Мне представилось, как этот парень уходит вниз по холму. Заросли боярышника укрывают его зеленым плащом и меняют навсегда – как нас когда-то. Невероятная сила стихий на этой дикой полоске земли сумела изменить еще одну жизнь. Я распахнула руки, чтобы крепнущий свежий ветер наполнил мою одежду. Интересно, я ведь остановилась и заговорила с ним без малейших сомнений, даже не задумавшись. Почему? Возможно, мне просто было с ним легко, я ощутила какую-то связь? Или дело в чем-то еще? За темные месяцы, проведенные в церкви, я отправила себя обратно на тропу, на эту пыльную полоску земли шириной не больше полуметра. Назад в царство солнца, ветра и бесконечных зеленых горизонтов. Сама о том не зная, ничего не ожидая, я отправила себя в то единственное место, где чувствовала себя цельной, уверенной и защищенной, – в наш дикий дом.
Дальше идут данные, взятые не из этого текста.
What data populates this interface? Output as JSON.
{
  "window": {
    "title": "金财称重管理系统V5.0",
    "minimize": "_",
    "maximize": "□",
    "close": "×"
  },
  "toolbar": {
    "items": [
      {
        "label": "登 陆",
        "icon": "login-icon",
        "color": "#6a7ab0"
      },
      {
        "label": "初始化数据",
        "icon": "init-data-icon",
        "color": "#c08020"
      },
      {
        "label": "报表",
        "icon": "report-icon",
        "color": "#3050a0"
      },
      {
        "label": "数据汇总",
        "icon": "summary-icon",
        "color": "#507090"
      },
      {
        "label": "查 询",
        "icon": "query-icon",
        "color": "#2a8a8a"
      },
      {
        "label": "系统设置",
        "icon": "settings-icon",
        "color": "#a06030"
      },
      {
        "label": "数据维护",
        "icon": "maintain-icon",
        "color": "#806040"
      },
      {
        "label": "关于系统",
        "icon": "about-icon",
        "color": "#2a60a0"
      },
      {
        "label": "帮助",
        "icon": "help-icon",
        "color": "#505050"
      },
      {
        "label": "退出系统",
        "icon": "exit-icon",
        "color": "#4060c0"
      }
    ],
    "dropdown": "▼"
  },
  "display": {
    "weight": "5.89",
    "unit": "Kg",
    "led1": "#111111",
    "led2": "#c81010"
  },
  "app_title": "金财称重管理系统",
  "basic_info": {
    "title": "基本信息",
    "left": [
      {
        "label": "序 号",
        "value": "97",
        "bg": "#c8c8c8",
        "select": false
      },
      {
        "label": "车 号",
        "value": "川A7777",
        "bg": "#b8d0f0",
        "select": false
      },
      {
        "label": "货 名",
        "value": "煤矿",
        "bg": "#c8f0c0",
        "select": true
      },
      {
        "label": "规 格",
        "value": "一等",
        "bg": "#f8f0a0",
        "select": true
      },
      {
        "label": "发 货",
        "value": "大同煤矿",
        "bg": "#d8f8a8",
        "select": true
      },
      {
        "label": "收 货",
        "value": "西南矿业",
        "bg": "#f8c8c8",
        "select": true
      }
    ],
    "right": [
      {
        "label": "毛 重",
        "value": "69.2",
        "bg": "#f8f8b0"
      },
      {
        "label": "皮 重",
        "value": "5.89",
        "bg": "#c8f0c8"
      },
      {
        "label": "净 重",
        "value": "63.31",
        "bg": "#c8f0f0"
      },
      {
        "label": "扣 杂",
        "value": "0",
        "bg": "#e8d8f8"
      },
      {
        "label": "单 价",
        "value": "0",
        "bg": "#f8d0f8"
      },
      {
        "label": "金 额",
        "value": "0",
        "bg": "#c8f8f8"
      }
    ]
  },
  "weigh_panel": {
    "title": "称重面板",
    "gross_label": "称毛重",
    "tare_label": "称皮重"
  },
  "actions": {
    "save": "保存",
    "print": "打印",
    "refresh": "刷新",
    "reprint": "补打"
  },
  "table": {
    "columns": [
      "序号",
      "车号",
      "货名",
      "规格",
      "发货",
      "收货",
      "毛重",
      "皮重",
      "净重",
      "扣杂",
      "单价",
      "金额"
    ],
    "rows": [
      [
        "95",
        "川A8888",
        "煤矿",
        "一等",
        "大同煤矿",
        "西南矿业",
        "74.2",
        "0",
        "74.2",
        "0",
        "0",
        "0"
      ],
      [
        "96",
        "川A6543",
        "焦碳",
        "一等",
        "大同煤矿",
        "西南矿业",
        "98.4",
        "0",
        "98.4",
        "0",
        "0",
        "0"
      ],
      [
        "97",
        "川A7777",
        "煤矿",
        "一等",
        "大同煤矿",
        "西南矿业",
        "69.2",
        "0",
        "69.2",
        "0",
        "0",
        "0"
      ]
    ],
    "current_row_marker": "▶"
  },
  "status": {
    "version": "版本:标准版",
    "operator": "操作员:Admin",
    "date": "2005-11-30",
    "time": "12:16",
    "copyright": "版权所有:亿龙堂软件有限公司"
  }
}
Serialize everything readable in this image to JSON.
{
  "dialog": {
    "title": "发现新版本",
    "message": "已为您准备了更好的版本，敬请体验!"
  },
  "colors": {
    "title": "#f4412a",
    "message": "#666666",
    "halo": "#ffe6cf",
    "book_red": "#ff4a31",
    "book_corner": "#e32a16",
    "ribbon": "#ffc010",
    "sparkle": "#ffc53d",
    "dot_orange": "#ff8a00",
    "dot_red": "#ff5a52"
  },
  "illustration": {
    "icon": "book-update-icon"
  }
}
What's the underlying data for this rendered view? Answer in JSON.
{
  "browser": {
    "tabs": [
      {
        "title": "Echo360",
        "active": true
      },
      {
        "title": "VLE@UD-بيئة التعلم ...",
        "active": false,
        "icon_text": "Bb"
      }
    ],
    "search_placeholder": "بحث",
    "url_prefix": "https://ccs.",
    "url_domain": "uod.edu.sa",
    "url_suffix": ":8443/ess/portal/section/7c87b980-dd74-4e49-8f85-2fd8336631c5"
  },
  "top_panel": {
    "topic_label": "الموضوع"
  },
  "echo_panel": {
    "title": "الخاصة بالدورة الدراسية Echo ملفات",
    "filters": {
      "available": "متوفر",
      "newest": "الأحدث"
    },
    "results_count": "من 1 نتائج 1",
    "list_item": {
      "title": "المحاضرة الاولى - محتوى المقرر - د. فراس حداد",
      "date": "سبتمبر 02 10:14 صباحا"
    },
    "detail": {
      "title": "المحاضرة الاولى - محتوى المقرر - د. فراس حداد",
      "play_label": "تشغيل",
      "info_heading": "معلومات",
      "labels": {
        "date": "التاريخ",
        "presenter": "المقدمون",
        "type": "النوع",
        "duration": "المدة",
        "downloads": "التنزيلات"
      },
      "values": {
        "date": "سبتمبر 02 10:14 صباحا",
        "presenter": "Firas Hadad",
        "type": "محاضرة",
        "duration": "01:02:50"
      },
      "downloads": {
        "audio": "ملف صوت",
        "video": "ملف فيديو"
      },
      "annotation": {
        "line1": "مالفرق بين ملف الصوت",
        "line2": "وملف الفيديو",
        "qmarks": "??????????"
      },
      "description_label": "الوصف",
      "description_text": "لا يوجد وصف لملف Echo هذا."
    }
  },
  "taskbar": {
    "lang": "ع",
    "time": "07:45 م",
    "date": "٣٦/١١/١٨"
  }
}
Я прижала к груди просоленную силу и понесла ее домой по знакомой дорожке в деревню. Сама эта дорожка теперь выглядела иначе: это было уже не истрепанное ветрами прибежище армерий и пустельги, а новый путь, освещенный робким светом из неизведанного источника.
///////
Бывает сложно даже распознать развилку на жизненном пути, не говоря уже о том, чтобы осознанно принять решение, куда свернуть. Но иногда удается уголком глаза заметить, как она исчезает в зеркале заднего вида. Результат от этого не поменяется, но где-то в далеком будущем, глядя на развернутую карту, можно будет показать пальцем на развилку и сказать: вот здесь мы пошли по другому пути.